Monday, September 25, 2017 (All day)

Profs. Doshi and Goodie (Psychology) received a 1-year NSF grant for computationally modeling the decision making of individuals in impending disaster areas. 

The category 4 hurricane is approaching. Should a potentially affected individual follow the official orders and evacuate, or stay in place? Millions of individuals situated in vulnerable areas face this grave question as imminent disaster threatens. Many choose to leave, whereas some do not. Those individuals who choose to stay put have ostensibly made a sub-rational decision, with serious ramifications both for themselves and for first responders and other officials charged with serving them. Yet, numerous interviews with such persons clearly convey their conviction in having made the right choice. This project will identify the variables that significantly influence the decision making of individuals in impending disaster areas, and it will contribute to our understanding of how the variables are utilized differently by different individuals. These insights will help to build new computational models of the individual’s decision making under uncertainty, in extreme situations such as hurricanes and other natural disasters. The focus disasters will be the impacts of Hurricane Harvey on the Texas coast and Hurricane Irma on Florida and Georgia.
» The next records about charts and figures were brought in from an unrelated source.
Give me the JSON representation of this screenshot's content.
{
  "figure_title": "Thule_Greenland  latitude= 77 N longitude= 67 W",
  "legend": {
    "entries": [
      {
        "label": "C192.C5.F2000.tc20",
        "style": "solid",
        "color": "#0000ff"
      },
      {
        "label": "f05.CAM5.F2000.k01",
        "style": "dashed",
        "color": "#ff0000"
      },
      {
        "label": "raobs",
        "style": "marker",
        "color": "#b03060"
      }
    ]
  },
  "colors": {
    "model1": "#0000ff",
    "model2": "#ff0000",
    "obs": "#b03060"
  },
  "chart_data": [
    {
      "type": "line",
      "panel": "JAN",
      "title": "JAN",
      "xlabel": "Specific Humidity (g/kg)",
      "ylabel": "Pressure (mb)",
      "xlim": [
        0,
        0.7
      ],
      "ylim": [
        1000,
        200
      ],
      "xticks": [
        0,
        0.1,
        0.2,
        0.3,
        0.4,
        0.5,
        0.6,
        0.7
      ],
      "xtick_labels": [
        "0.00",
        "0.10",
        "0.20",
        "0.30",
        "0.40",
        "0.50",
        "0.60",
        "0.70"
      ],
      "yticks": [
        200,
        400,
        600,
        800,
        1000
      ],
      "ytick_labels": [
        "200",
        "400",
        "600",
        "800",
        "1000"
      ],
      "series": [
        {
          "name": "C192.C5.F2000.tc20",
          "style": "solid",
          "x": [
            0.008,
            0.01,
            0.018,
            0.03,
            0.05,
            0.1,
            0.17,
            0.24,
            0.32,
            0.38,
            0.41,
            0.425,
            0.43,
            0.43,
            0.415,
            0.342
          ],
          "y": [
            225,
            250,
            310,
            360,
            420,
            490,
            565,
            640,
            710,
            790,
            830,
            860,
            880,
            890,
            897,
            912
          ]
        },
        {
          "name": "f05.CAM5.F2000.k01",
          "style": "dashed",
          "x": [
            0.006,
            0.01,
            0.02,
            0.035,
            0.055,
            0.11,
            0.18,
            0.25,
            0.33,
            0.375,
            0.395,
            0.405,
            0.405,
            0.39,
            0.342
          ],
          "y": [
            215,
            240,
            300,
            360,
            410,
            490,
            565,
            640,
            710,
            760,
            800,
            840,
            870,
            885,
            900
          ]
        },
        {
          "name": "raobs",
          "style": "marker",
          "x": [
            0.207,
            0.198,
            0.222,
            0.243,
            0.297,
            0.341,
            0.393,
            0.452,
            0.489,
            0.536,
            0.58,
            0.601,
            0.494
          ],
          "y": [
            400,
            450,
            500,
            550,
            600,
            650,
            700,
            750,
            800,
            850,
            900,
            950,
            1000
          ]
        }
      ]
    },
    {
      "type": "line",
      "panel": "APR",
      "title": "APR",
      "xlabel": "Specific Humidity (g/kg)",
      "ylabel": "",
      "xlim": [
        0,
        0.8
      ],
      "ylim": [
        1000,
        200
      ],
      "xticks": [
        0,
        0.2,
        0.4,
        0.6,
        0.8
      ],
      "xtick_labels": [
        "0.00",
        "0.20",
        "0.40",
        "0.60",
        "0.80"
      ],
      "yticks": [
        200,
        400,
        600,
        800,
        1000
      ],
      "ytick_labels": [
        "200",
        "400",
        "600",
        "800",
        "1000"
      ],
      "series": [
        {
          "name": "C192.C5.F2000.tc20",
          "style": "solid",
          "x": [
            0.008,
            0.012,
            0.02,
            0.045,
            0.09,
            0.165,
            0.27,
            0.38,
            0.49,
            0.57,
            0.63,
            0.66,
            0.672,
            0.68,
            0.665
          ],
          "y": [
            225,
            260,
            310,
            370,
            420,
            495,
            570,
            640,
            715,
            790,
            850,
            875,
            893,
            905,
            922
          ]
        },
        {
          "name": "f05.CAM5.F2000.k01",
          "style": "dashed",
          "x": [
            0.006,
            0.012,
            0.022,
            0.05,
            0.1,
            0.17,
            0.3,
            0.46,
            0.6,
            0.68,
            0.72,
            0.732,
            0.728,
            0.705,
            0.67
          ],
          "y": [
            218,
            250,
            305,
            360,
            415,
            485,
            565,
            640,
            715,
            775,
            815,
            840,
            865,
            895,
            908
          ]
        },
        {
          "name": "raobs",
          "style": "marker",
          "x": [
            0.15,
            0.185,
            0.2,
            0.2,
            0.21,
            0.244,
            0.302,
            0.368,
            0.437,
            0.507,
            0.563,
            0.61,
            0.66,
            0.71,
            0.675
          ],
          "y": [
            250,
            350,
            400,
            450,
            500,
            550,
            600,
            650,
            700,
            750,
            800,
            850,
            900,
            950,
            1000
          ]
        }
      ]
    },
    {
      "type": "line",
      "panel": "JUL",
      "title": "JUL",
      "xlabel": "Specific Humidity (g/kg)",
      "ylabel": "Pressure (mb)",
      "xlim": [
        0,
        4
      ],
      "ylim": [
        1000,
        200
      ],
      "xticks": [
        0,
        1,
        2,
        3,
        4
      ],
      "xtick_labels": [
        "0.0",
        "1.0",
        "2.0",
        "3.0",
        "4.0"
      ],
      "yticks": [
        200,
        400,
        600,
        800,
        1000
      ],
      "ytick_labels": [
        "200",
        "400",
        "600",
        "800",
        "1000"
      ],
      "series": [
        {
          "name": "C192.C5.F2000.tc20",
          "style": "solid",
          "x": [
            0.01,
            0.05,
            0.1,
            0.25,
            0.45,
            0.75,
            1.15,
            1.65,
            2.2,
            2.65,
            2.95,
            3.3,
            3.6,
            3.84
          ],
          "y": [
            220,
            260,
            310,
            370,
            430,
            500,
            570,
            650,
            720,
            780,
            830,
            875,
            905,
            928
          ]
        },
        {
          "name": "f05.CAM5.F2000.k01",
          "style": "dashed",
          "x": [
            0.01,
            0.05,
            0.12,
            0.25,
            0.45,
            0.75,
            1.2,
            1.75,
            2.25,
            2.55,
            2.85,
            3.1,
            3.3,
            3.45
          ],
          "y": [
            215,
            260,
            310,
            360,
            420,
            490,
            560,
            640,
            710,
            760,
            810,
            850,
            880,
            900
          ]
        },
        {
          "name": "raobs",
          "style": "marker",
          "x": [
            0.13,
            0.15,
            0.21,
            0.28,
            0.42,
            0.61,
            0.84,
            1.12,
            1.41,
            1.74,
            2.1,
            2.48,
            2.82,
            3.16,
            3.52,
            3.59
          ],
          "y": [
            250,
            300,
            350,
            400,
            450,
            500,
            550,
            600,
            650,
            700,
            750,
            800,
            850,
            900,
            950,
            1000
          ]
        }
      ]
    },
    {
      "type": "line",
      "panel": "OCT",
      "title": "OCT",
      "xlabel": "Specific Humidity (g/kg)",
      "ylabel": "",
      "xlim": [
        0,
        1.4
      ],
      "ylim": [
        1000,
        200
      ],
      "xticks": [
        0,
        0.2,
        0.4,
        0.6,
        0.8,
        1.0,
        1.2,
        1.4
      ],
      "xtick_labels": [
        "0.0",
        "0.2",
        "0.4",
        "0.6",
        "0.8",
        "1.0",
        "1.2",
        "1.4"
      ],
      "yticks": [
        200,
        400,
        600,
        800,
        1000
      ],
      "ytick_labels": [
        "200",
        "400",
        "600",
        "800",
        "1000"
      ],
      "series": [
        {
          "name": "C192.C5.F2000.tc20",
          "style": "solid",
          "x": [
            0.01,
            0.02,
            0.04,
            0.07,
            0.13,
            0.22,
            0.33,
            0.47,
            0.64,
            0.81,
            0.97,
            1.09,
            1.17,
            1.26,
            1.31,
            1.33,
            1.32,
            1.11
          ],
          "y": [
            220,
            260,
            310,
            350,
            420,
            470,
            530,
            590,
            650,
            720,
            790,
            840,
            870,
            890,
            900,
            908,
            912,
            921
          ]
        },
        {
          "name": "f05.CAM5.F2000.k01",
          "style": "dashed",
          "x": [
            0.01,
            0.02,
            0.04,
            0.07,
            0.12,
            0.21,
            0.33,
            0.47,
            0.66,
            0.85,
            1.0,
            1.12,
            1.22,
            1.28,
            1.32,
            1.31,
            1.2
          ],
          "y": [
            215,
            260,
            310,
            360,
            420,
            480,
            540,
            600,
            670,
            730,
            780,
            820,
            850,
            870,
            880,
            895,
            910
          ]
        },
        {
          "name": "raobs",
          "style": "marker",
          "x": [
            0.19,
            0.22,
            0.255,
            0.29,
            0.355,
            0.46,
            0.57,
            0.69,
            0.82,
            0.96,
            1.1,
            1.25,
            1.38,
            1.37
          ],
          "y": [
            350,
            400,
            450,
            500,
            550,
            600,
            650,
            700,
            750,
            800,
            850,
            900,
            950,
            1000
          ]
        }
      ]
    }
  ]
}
The time-sensitive nature of potentially useful data makes its collection urgent. The insights and predictions generated by this systematic data-driven investigation could have significant impact on government and society. It could augment evacuation efforts with actions on the ground that target those most likely to ignore official recommendations. Furthermore, such modeling will likely help relief-and-rescue efforts to better coordinate and provide faster relief with better precision. Outcomes from this research will be integrated into the classroom instruction of courses taught by the PIs, which will provide students with exposure to how decision-making science can have real-world impact even under the most extreme circumstances.